Dr. Bryan Coburn is an infectious diseases specialist at UHN and scientist at Toronto General Hospital Research Institute. Dr. Tereza Martinu is a lung transplant respirologist at UHN's Ajmera Transplant Centre and scientist at Toronto General Hospital Research Institute. (Photo: UHN StRIDe Team)

A recent study led by Drs. Tereza Martinu and Bryan Coburn at Toronto General Hospital Research Institute looked at how chronic acid reflux – known as gastroesophageal reflux disease – affects the communities of microbes found in the lung.

The composition of microbial communities in the lung after transplantation differs between people and can be associated with lung dysfunction and inflammation.

"We wondered whether chronic reflux changed the microbial community, or microbiota, in the lung after transplantation," says Dr. Martinu.

To explore the effect of chronic reflux on lung health after transplantation, the research team compared samples of lung microbiota from individuals who received a lung transplant between 2010 and 2015. Of these individuals, 24 of them experienced chronic acid reflux in the first year after transplant and 51 did not.

Analyses of the data revealed that the density and diversity of the microbial community differed in those with chronic reflux, compared to those without reflux. However, those with the condition were not more likely to experience inflammation and dysfunction of the lung.

When the team considered all samples from the 75 individuals that participated in the study, they identified three different types of microbial community profiles: the first type had high bacterial density, with species that are commonly found in the mouth. The second type had low bacterial density. And the third type had varying densities but with species that often cause infectious disease. This third type was more likely to be associated with lung inflammation and dysfunction.

Individuals with chronic acid reflux were more likely to have the first type of profile.

The research team identified bacteria using fluid samples collected from transplanted lungs. Staphylococcus (illustrated above) was one of the disease-causing species of bacteria that was identified in a subset of lungs. (Photo: Getty Images)

"We found that patients with chronic reflux had increased bacterial density with more species that are commonly found in the mouth," says Dr.

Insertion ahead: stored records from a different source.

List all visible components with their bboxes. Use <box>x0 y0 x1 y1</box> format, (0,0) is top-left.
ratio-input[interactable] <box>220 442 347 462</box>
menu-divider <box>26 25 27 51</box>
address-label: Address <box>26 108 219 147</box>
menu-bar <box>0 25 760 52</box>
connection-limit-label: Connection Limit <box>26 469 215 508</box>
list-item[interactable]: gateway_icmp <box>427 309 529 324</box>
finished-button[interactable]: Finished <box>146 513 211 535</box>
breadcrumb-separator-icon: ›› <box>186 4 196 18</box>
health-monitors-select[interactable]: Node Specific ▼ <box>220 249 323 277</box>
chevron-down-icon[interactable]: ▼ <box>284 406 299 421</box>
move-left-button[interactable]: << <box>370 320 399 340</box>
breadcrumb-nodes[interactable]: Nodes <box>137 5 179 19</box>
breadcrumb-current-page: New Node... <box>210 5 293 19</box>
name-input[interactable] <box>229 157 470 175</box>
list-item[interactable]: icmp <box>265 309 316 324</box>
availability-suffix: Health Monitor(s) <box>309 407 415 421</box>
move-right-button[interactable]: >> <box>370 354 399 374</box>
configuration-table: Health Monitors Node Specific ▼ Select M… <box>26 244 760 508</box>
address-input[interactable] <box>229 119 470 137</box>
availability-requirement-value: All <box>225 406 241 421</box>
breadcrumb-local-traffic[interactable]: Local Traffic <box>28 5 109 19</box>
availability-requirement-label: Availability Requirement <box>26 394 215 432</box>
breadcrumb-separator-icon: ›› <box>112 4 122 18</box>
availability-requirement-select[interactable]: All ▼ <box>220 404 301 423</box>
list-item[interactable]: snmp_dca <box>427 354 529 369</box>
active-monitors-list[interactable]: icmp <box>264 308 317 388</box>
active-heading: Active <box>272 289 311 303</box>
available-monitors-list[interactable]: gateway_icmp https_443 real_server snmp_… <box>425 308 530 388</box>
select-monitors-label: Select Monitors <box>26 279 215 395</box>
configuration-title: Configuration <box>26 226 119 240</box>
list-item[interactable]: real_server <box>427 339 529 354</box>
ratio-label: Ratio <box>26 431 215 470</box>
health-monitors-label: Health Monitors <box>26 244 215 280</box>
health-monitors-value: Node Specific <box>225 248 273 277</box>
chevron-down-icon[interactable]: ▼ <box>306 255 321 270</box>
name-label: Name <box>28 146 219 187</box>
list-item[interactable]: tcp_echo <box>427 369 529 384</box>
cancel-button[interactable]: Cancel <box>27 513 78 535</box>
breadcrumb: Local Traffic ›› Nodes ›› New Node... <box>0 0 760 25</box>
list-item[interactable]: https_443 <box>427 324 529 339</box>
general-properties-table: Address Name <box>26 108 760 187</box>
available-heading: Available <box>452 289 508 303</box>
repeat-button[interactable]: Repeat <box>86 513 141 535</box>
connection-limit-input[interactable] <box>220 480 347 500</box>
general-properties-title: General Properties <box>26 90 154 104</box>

Martinu, who is also a lung transplant physician at UHN's Ajmera Transplant Centre and associate professor of Medicine at the University of Toronto (U of T). "Despite having higher levels of bacteria, these individuals did not experience more lung dysfunction than those without chronic reflux in general."

"Chronic acid reflux is an important modulator of the microbial community in the lung after transplantation. Future studies of chronic reflux in the context of transplantation should include the microbial community profile as part of the assessment," concludes Dr. Coburn, who is also an assistant professor of Laboratory Medicine & Pathobiology at the U of T.

Rapid tests for lung microbiota may be useful predictors of disease to help lung transplant recipients manage their health in the future.

This work was supported by the Canadian Institutes of Health Research, UHN's Ajmera Transplant Centre, U.S. National Institutes of Health, Comprehensive Research Experience for Medical Students Program, Cystic Fibrosis Foundation and UHN Foundation.